The Rush River is a 49.8 mi tributary of the Mississippi River in western Wisconsin in the United States. It rises just north of Interstate 94 in St. Croix County near Baldwin and flows generally southwardly through Pierce County. It ends in Lake Pepin of the Mississippi River, about 1 mi west of the village of Maiden Rock in Pierce County. The largest tributary is Lost Creek.

Three small communities are located on the river: Centerville, Martell, and El Paso. While the land near the source is relatively flat, the river soon falls into a steep valley typical of the Driftless Area, with outcrops of sandstone and limestone.

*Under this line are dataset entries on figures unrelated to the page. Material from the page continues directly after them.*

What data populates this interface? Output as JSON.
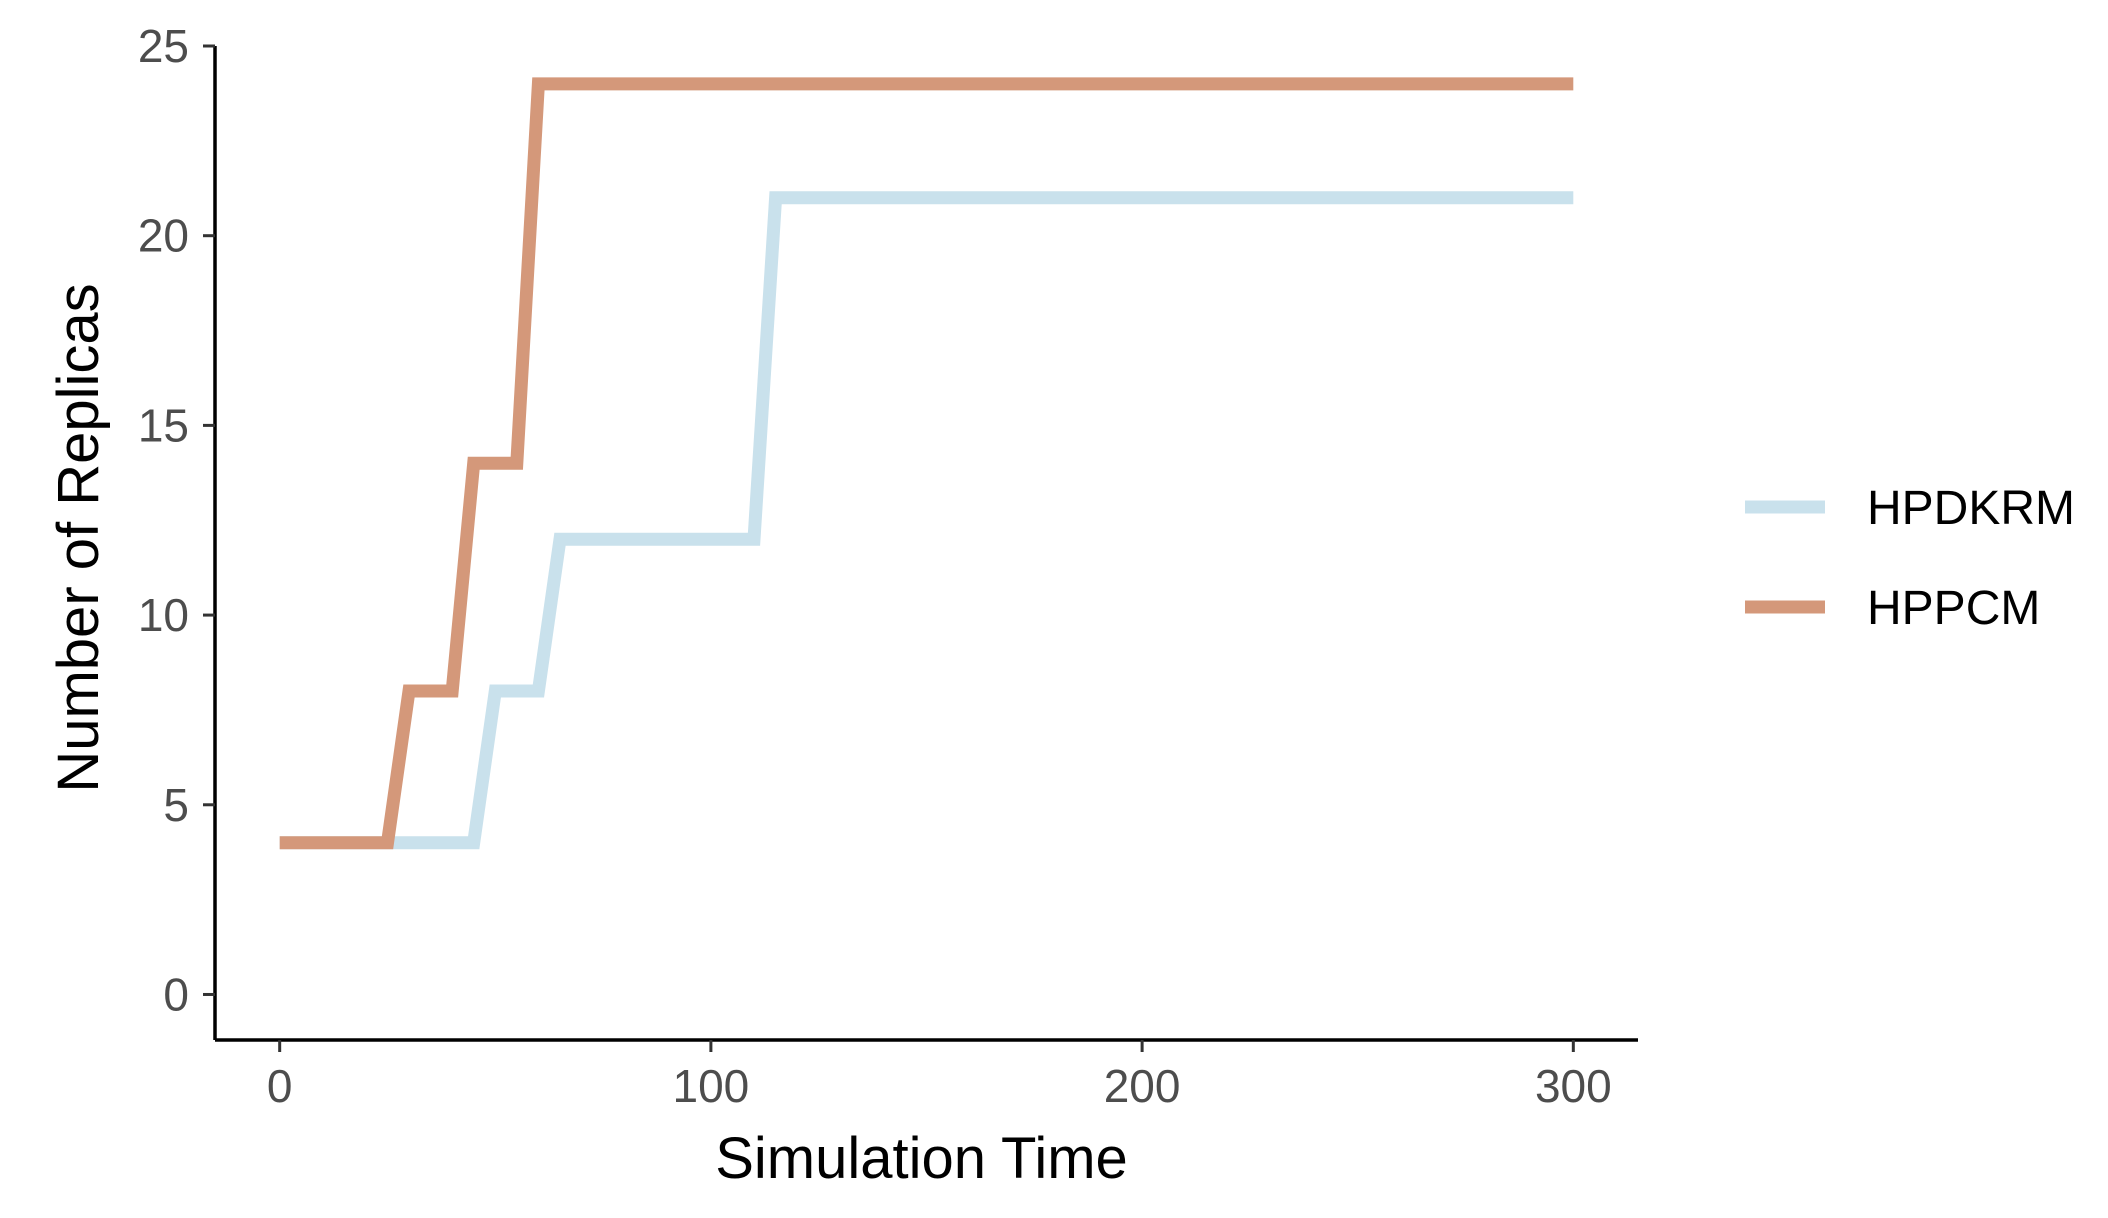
{
  "chart_data": {
    "type": "line",
    "title": "",
    "xlabel": "Simulation Time",
    "ylabel": "Number of Replicas",
    "xlim": [
      -15,
      315
    ],
    "ylim": [
      -1.2,
      25
    ],
    "x_ticks": [
      0,
      100,
      200,
      300
    ],
    "y_ticks": [
      0,
      5,
      10,
      15,
      20,
      25
    ],
    "grid": false,
    "legend_position": "right",
    "series": [
      {
        "name": "HPDKRM",
        "color": "#c9e1ec",
        "points": [
          [
            0,
            4
          ],
          [
            45,
            4
          ],
          [
            50,
            8
          ],
          [
            60,
            8
          ],
          [
            65,
            12
          ],
          [
            110,
            12
          ],
          [
            115,
            21
          ],
          [
            300,
            21
          ]
        ]
      },
      {
        "name": "HPPCM",
        "color": "#d4987a",
        "points": [
          [
            0,
            4
          ],
          [
            25,
            4
          ],
          [
            30,
            8
          ],
          [
            40,
            8
          ],
          [
            45,
            14
          ],
          [
            55,
            14
          ],
          [
            60,
            24
          ],
          [
            300,
            24
          ]
        ]
      }
    ]
  }
}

The Rush River is locally known as an excellent trout stream. It does not hold as many trout as the nearby Kinnickinnic River, but they are larger in size. This is because it is more of a free-stone stream than the upper Kinnickinnic, with slightly warmer water, which produces larger food sources for the trout. The warmer water of some stretches also affects the fish species found in the river. Immediately upstream from the bridge on the south side of Martell, it is predominantly trout. Immediately south of the bridge, it is predominantly suckers. The last few miles of the stream holds an increasing proportion of medium-temperature riverine species, such as smallmouth bass.

The delta of the Rush River is a State Natural Area, designated in 1986. The heavily wooded floodplain provides an ideal location for waterfowl.